Truth be told, Evolution does spend most of its energy on more straightforward rock. Though this is obviously a band with musical talent, there is little to no effort spent on creating the more progressive style of jam band that Neil Schon and Greg Rollie had set out to create after leaving Santana. In an interview with both members I watched very recently, both of them were against bringing a crooner into the band and wanted a screamer. But their manager insisted and Perry became the new vocalist. An ambitious writer, Steve Perry transformed Journey into a sing-along rock band without the prog.
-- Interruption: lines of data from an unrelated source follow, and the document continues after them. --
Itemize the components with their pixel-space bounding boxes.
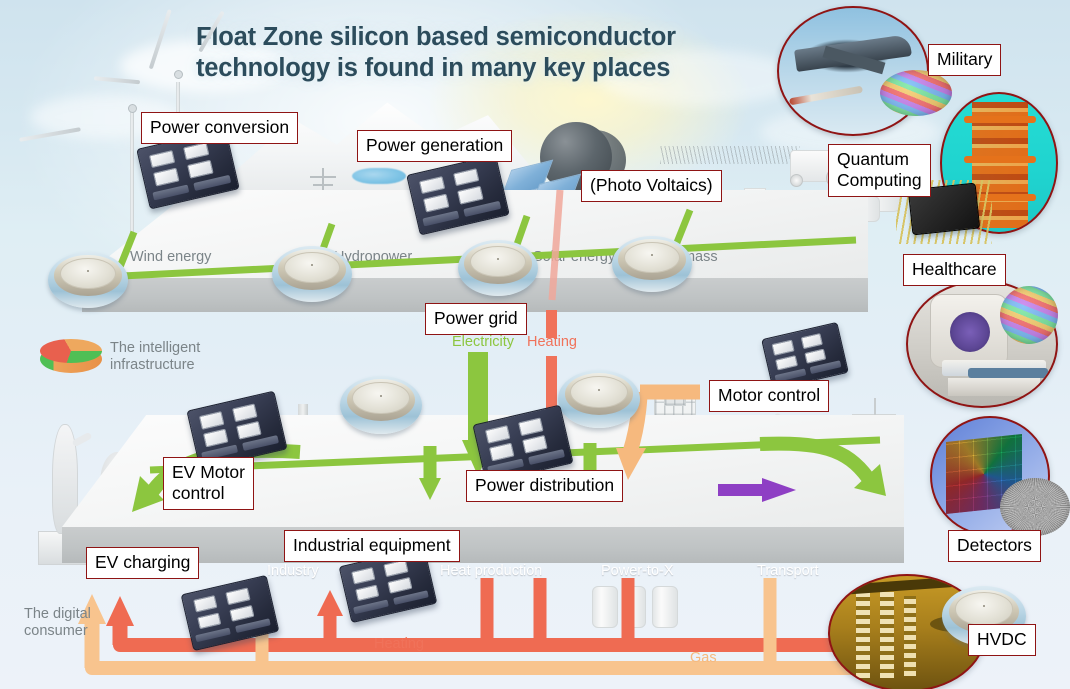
infographic-canvas: Float Zone silicon based semiconductor t… <box>0 0 1070 689</box>
ship-mast <box>874 398 876 416</box>
sector-label-power-to-x: Power-to-X <box>601 563 674 579</box>
river <box>352 168 406 184</box>
quantum-plate-2 <box>964 156 1036 163</box>
flow-label-electricity: Electricity <box>452 334 514 350</box>
callout-detectors[interactable]: Detectors <box>948 530 1041 562</box>
puzzle-cylinder-icon <box>40 337 102 377</box>
thyristor-puck-wind <box>48 252 128 308</box>
ct-base <box>948 378 1040 396</box>
callout-power-distribution[interactable]: Power distribution <box>466 470 623 502</box>
detectors-grey-wafer-icon <box>1000 478 1070 536</box>
thyristor-puck-biomass <box>612 236 692 292</box>
power-to-x-drum-3 <box>652 586 678 628</box>
annotation-intelligent-infrastructure: The intelligent infrastructure <box>110 340 200 374</box>
hvdc-valve-stack-3 <box>904 596 916 676</box>
sector-label-industry: Industry <box>267 563 319 579</box>
callout-military[interactable]: Military <box>928 44 1001 76</box>
power-to-x-drum-2 <box>622 586 646 628</box>
quantum-plate-1 <box>964 116 1036 123</box>
callout-ev-motor-control[interactable]: EV Motor control <box>163 457 254 510</box>
hvdc-valve-stack-2 <box>880 592 894 678</box>
callout-ev-charging[interactable]: EV charging <box>86 547 199 579</box>
ct-scanner-bore <box>950 312 990 352</box>
source-label-wind-energy: Wind energy <box>130 249 211 265</box>
callout-motor-control[interactable]: Motor control <box>709 380 829 412</box>
ct-table-pad <box>968 368 1048 378</box>
callout-healthcare[interactable]: Healthcare <box>903 254 1006 286</box>
callout-power-grid[interactable]: Power grid <box>425 303 527 335</box>
thyristor-puck-distribution <box>340 376 422 434</box>
flow-label-heating-bottom: Heating <box>374 636 424 652</box>
source-label-solar-energy: Solar energy <box>533 249 615 265</box>
flow-label-gas: Gas <box>690 650 717 666</box>
annotation-digital-consumer: The digital consumer <box>24 606 91 640</box>
military-wafer-icon <box>880 70 952 116</box>
sector-label-heat-production: Heat production <box>440 563 542 579</box>
callout-hvdc[interactable]: HVDC <box>968 624 1036 656</box>
power-to-x-drum-1 <box>592 586 618 628</box>
callout-industrial-equipment[interactable]: Industrial equipment <box>284 530 460 562</box>
missile-shape <box>789 86 863 106</box>
thyristor-puck-grid <box>558 370 640 428</box>
flow-label-heating-top: Heating <box>527 334 577 350</box>
pylon-crossarm <box>310 176 336 178</box>
tractor-wheel-front <box>790 174 803 187</box>
hvdc-valve-stack-1 <box>856 588 870 678</box>
healthcare-wafer-icon <box>1000 286 1058 344</box>
callout-photo-voltaics[interactable]: (Photo Voltaics) <box>581 170 722 202</box>
callout-quantum-computing[interactable]: Quantum Computing <box>828 144 931 197</box>
page-title: Float Zone silicon based semiconductor t… <box>196 22 776 84</box>
sector-label-transport: Transport <box>757 563 819 579</box>
callout-power-conversion[interactable]: Power conversion <box>141 112 298 144</box>
power-to-x-tower-top <box>664 386 686 406</box>
callout-power-generation[interactable]: Power generation <box>357 130 512 162</box>
thyristor-puck-solar <box>458 240 538 296</box>
biomass-field <box>660 146 800 164</box>
igbt-module-ev-charging <box>181 575 280 651</box>
thyristor-puck-hydro <box>272 246 352 302</box>
pylon-crossarm-2 <box>313 184 333 186</box>
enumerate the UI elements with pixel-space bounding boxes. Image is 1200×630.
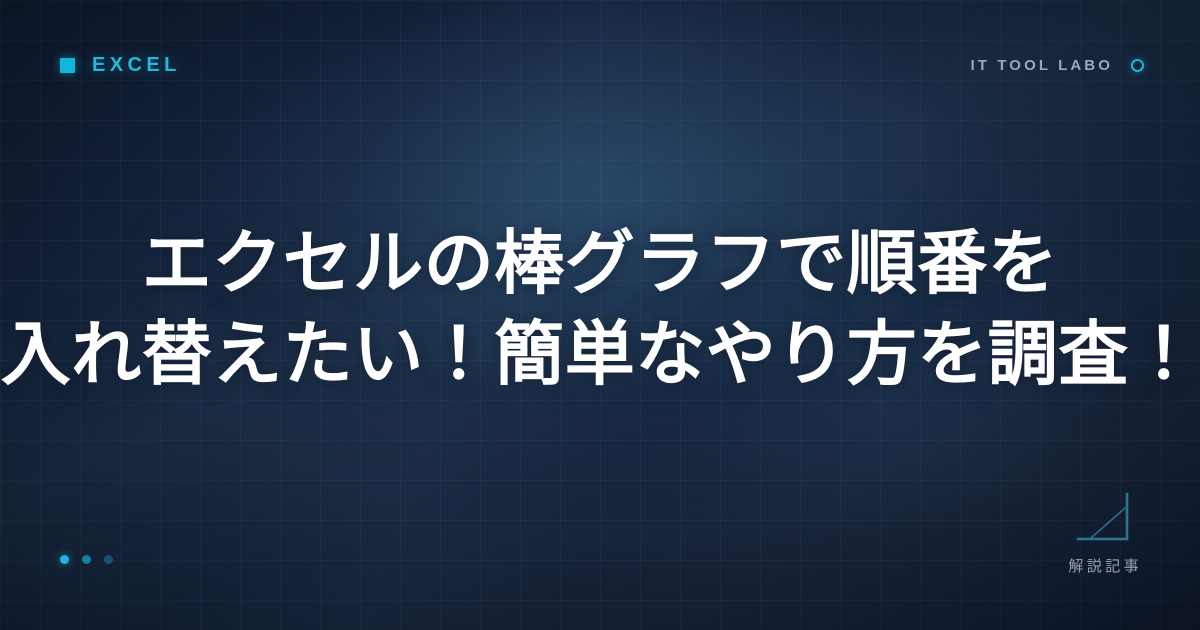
site-name-label: IT TOOL LABO <box>971 58 1113 73</box>
filled-square-icon <box>60 58 75 73</box>
dot-indicator-2 <box>82 555 91 564</box>
headline-line-2: 入れ替えたい！簡単なやり方を調査！ <box>1 309 1200 400</box>
article-type-badge: 解説記事 <box>1065 491 1142 574</box>
site-identity: IT TOOL LABO <box>971 58 1144 73</box>
og-image-card: EXCEL IT TOOL LABO エクセルの棒グラフで順番を 入れ替えたい！… <box>0 0 1200 630</box>
circle-outline-icon <box>1131 59 1144 72</box>
category-label: EXCEL <box>92 55 181 75</box>
category-badge: EXCEL <box>60 55 181 75</box>
dot-indicator-1 <box>60 555 69 564</box>
headline-line-1: エクセルの棒グラフで順番を <box>142 218 1059 309</box>
card-header: EXCEL IT TOOL LABO <box>0 0 1200 130</box>
line-chart-axes-icon <box>1075 491 1133 543</box>
decorative-dots <box>60 555 113 564</box>
dot-indicator-3 <box>104 555 113 564</box>
article-type-caption: 解説記事 <box>1065 559 1142 574</box>
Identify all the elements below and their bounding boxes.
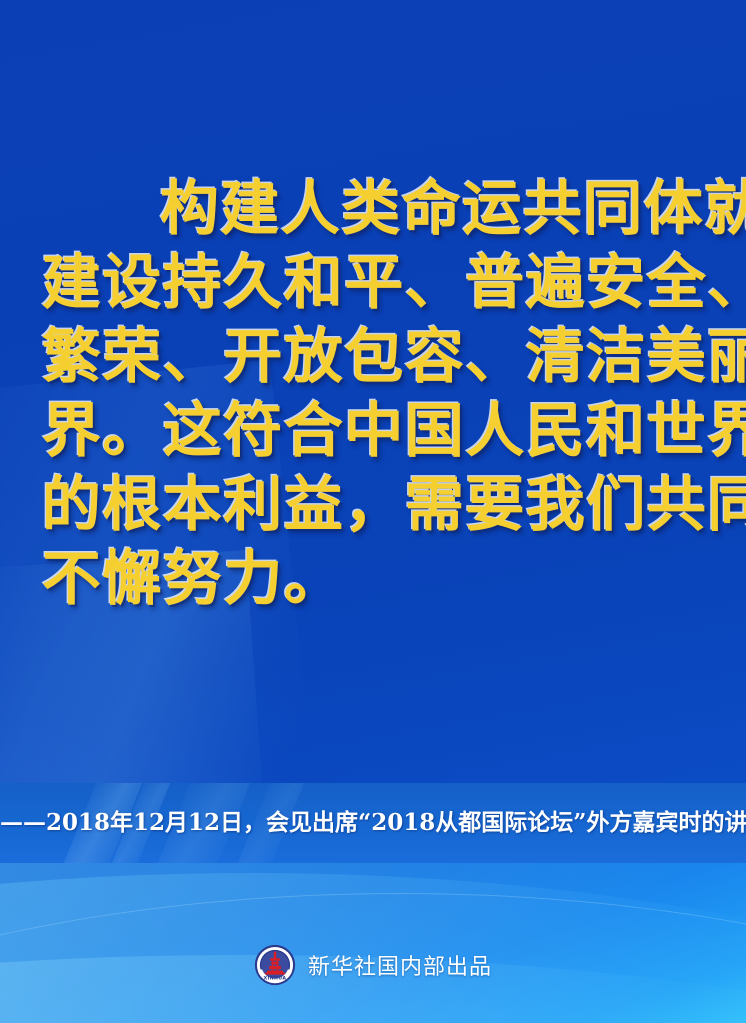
footer-agency-label: 新华社国内部出品: [308, 949, 492, 981]
quote-attribution: ——2018年12月12日，会见出席“2018从都国际论坛”外方嘉宾时的讲话: [0, 807, 746, 839]
quote-line-5: 的根本利益，需要我们共同作出: [42, 468, 710, 542]
quote-line-1: 构建人类命运共同体就是要: [42, 172, 710, 246]
quote-line-3: 繁荣、开放包容、清洁美丽的世: [42, 320, 710, 394]
footer: XINHUA 新华社国内部出品: [0, 944, 746, 986]
bottom-decoration: [0, 863, 746, 1023]
xinhua-emblem-icon: XINHUA: [254, 944, 296, 986]
svg-text:XINHUA: XINHUA: [264, 975, 287, 981]
quote-line-4: 界。这符合中国人民和世界人民: [42, 394, 710, 468]
quote-line-6: 不懈努力。: [42, 542, 710, 616]
poster-canvas: 构建人类命运共同体就是要 建设持久和平、普遍安全、共同 繁荣、开放包容、清洁美丽…: [0, 0, 746, 1023]
quote-line-2: 建设持久和平、普遍安全、共同: [42, 246, 710, 320]
quote-block: 构建人类命运共同体就是要 建设持久和平、普遍安全、共同 繁荣、开放包容、清洁美丽…: [42, 172, 710, 616]
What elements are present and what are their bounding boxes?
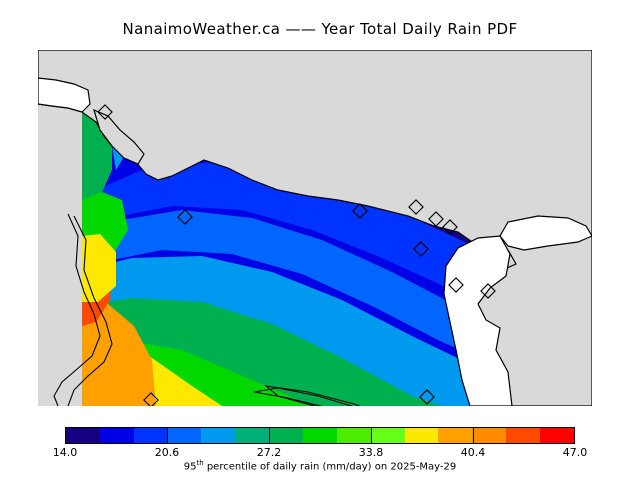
rainfall-contour-field <box>82 50 508 406</box>
colorbar-tick-label-0: 14.0 <box>53 446 78 459</box>
colorbar-segment-3 <box>168 428 202 443</box>
colorbar-segment-14 <box>540 428 574 443</box>
colorbar-tick-label-3: 33.8 <box>359 446 384 459</box>
colorbar-segment-11 <box>438 428 472 443</box>
caption-prefix: 95 <box>184 461 197 472</box>
colorbar-segment-2 <box>134 428 168 443</box>
colorbar-tick-label-5: 47.0 <box>563 446 588 459</box>
colorbar-segment-0 <box>66 428 100 443</box>
colorbar[interactable] <box>65 427 575 444</box>
colorbar-segment-10 <box>405 428 439 443</box>
colorbar-segment-12 <box>472 428 506 443</box>
colorbar-segment-8 <box>337 428 371 443</box>
caption-superscript: th <box>196 459 203 467</box>
colorbar-caption: 95th percentile of daily rain (mm/day) o… <box>0 459 640 472</box>
colorbar-segment-5 <box>235 428 269 443</box>
colorbar-tick-3 <box>371 427 372 444</box>
colorbar-tick-label-4: 40.4 <box>461 446 486 459</box>
caption-rest: percentile of daily rain (mm/day) on 202… <box>204 461 457 472</box>
colorbar-tick-4 <box>473 427 474 444</box>
colorbar-tick-label-1: 20.6 <box>155 446 180 459</box>
page-title: NanaimoWeather.ca —— Year Total Daily Ra… <box>0 20 640 38</box>
map-panel <box>38 50 592 406</box>
contour-svg <box>82 50 508 406</box>
colorbar-tick-1 <box>167 427 168 444</box>
colorbar-tick-2 <box>269 427 270 444</box>
colorbar-tick-label-2: 27.2 <box>257 446 282 459</box>
colorbar-segment-13 <box>506 428 540 443</box>
colorbar-segment-9 <box>371 428 405 443</box>
colorbar-segment-7 <box>303 428 337 443</box>
colorbar-segment-1 <box>100 428 134 443</box>
colorbar-tick-labels: 14.020.627.233.840.447.0 <box>0 446 640 460</box>
colorbar-segment-4 <box>201 428 235 443</box>
colorbar-segment-6 <box>269 428 303 443</box>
As for my own opinion of Evolution, a third listen to my CD has left me regarding it more favourably. It's because the album is an old favourite that I can't be too critical of it, though I admit it is not an album for a prog list. Actually, I do like Steve Perry's voice very much; Neil Schon, though not a technical wizard, plays with great expression and emotive power; and the songs show a band with an ear for variety. The sound quality still lacks something, I feel; however, with the volume up it's easy to get into those old tunes once more. Hearing this I am now inspired to finally buy Infinity and I think I should get Departure and Frontiers again, too.

I can understand and agree with those who prefer Journey's first three albums. For a more progressive band, that's the place to look. But I think that Evolution is still only part of the journey (so to speak) before the band became the huge commercial success they were in the eighties. This album still retains some of that seventies' magic. I give it a personal rating of three and a half stars as a rock album, but two and a half stars as a prog album, rounding down for this site.